Labor right faction warrior Joel Fitzgibbon has urged his party to make a major shift on climate change and blue-collar voters after quitting shadow cabinet.
Western Sydney MP Ed Husic on Tuesday replaced Mr Fitzgibbon as the opposition's resources and agriculture spokesman after the stunning resignation.
Mr Fitzgibbon has been increasingly outspoken in a bruising battle over energy policy with senior figures from Labor's left flank.
The party's most senior regional MP called for more support for resources sector jobs and warned against being too ambitious on emission reduction targets.
He said he would only run for the leadership if drafted, but then claimed he was being flippant as no caucus member wanted him to run.
Mr Fitzgibbon backed Opposition Leader Anthony Albanese to lead Labor to the next election.
"I think Albo can win if he listens to Joel Fitzgibbon more," he told reporters in Canberra on Tuesday.
Mr Fitzgibbon said he had no regrets over public division his views had caused, arguing he always intended to leave his senior role after 18 months.
"The Labor Party has been spending too much time in recent years talking about issues like climate change - which is a very important issue - and not enough time talking about the needs of our traditional base."
Mr Albanese said Labor's policy platform under his leadership would speak to all voters.
"Good action on climate change does three things.
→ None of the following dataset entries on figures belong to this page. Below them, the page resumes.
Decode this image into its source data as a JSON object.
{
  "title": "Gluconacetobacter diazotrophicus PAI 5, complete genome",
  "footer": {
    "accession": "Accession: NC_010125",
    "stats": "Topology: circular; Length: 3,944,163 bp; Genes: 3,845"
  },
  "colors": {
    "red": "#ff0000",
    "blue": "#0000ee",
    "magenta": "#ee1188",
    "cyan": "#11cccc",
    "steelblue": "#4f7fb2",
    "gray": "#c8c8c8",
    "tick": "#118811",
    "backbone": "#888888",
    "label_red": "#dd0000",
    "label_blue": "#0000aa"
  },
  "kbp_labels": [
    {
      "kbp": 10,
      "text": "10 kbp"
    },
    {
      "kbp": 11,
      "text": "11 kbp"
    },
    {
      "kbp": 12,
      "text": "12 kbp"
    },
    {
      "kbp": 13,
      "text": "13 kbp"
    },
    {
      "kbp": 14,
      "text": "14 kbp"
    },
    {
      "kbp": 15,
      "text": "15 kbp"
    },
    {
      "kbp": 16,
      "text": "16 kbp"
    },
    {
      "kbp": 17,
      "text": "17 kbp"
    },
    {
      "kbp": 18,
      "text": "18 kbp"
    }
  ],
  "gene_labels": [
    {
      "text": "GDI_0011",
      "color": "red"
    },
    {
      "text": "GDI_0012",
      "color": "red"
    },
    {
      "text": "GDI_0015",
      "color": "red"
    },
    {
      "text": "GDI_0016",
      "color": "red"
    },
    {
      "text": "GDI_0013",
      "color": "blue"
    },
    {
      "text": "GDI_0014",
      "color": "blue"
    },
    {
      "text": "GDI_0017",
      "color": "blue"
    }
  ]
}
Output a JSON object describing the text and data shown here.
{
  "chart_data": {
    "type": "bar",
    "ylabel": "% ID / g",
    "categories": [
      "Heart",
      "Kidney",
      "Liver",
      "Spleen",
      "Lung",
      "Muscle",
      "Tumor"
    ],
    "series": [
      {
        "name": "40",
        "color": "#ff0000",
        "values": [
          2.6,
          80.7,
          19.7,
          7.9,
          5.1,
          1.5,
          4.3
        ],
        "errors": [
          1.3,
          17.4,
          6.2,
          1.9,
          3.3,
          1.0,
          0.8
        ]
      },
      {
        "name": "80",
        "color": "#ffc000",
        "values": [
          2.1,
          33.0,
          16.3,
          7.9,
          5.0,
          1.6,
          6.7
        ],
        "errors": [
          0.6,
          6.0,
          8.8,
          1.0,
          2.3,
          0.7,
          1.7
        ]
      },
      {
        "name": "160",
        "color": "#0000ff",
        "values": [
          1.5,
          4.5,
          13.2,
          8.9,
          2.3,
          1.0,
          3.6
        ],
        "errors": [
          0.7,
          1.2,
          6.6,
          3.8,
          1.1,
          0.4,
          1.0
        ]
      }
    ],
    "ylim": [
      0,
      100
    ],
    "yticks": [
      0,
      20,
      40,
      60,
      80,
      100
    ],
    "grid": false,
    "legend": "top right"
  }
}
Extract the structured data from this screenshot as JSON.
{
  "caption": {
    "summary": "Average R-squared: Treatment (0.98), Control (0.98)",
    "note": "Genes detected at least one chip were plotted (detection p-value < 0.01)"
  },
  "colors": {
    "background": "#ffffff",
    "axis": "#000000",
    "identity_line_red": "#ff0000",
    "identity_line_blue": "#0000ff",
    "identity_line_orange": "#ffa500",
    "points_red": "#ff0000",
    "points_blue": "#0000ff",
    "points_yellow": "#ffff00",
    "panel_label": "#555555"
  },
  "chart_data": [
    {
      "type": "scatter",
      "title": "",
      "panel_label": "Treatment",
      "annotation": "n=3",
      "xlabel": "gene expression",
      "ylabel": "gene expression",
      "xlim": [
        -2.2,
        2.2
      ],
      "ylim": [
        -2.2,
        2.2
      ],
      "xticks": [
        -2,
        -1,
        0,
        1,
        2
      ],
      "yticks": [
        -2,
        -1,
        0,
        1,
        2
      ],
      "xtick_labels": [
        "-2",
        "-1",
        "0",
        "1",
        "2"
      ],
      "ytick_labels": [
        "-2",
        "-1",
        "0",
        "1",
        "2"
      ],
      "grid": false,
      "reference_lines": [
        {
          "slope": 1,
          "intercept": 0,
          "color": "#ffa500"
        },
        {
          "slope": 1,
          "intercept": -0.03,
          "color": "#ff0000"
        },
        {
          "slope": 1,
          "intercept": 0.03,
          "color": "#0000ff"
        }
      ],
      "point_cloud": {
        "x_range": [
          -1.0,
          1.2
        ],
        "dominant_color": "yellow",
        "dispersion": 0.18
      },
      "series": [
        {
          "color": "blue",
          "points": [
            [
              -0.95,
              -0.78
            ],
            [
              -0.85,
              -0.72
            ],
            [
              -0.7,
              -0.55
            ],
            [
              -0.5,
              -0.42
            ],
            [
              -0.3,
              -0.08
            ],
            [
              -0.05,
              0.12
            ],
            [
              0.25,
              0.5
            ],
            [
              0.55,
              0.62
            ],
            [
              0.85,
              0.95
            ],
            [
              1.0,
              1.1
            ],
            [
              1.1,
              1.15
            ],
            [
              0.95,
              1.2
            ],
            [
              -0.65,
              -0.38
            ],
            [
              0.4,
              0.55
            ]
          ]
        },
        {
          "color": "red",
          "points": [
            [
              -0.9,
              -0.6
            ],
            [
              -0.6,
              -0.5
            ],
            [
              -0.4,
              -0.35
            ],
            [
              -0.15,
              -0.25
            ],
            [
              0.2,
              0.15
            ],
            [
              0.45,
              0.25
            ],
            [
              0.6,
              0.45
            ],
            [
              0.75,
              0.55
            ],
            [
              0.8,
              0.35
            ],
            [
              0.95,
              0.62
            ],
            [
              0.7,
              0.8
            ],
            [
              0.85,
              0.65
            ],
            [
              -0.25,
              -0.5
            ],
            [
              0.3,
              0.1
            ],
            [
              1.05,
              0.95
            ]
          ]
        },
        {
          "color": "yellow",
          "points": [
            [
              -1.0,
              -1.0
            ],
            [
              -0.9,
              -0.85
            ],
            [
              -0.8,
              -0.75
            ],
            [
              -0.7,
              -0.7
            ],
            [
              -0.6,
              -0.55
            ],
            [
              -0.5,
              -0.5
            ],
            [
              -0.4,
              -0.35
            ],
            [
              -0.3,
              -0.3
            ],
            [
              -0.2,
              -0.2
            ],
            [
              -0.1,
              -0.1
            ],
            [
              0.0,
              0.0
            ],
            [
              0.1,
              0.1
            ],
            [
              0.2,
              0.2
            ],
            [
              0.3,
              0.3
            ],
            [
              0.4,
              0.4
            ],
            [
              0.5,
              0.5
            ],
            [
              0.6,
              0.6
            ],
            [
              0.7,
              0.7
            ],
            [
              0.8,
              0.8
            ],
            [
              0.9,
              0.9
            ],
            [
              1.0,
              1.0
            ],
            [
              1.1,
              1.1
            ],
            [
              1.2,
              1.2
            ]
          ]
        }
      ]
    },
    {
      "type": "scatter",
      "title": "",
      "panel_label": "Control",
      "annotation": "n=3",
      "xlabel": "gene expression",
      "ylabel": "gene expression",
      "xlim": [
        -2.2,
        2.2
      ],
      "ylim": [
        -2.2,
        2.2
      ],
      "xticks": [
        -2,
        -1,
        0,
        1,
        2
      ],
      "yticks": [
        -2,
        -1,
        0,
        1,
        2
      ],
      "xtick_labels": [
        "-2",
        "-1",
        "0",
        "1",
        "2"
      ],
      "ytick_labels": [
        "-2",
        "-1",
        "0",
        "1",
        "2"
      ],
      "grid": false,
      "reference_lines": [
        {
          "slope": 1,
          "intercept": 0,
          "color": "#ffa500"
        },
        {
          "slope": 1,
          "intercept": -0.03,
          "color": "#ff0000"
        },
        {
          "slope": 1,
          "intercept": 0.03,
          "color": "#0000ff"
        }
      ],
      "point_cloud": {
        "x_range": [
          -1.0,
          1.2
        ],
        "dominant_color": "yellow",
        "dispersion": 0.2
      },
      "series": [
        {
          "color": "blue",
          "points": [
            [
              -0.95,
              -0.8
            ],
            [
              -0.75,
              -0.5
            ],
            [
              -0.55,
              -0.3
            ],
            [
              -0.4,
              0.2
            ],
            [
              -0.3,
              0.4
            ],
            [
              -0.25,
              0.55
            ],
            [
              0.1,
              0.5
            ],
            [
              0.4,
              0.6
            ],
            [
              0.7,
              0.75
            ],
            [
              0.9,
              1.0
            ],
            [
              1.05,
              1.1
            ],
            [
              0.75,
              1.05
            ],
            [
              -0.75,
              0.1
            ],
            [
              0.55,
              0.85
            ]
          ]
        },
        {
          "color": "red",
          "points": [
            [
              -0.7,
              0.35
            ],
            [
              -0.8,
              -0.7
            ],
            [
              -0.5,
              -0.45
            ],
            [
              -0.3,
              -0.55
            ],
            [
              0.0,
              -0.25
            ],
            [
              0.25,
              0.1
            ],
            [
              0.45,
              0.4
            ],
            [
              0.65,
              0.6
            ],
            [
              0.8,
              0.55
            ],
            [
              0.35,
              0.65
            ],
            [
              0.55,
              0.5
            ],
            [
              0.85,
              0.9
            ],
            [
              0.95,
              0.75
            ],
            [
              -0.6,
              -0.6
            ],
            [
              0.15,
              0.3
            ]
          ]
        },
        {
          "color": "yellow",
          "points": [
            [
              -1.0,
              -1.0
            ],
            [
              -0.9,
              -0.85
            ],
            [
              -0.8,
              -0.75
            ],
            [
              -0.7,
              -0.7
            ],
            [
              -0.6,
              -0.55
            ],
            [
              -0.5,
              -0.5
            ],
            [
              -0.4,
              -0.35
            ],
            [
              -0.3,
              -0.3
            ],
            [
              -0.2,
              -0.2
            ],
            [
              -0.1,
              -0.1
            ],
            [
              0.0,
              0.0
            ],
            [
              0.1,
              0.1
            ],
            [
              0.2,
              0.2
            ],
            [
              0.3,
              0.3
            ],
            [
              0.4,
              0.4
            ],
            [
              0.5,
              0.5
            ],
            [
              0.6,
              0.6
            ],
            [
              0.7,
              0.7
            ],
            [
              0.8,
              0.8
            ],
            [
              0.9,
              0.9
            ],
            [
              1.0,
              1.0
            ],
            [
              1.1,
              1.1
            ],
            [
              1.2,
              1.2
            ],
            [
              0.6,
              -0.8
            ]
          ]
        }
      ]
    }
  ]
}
It creates jobs, lowers emissions, and it lowers energy prices," he said.
Mr Husic stood aside from the front bench after last year's election to make way for former NSW premier Kristina Keneally.
Mr Albanese has left open the door for more wide-ranging frontbench changes after Prime Minister Scott Morrison's reshuffle, expected later in the year.
Mr Fitzgibbon lamented not running for the leadership, which Mr Albanese took unopposed, after Labor's election loss in May 2019.
"I don't believe I would have won that contest, but I think a contest would have been good for the rank-and-file and the industrial wing of the party," the NSW right faction leader said.
Mr Fitzgibbon conceded a scare in his regional seat of Hunter played a large part in his outspoken views on coalmining since the election.
"I would be a foolish politician not to respond to such a large swing," he said.
He said he would contest the next election.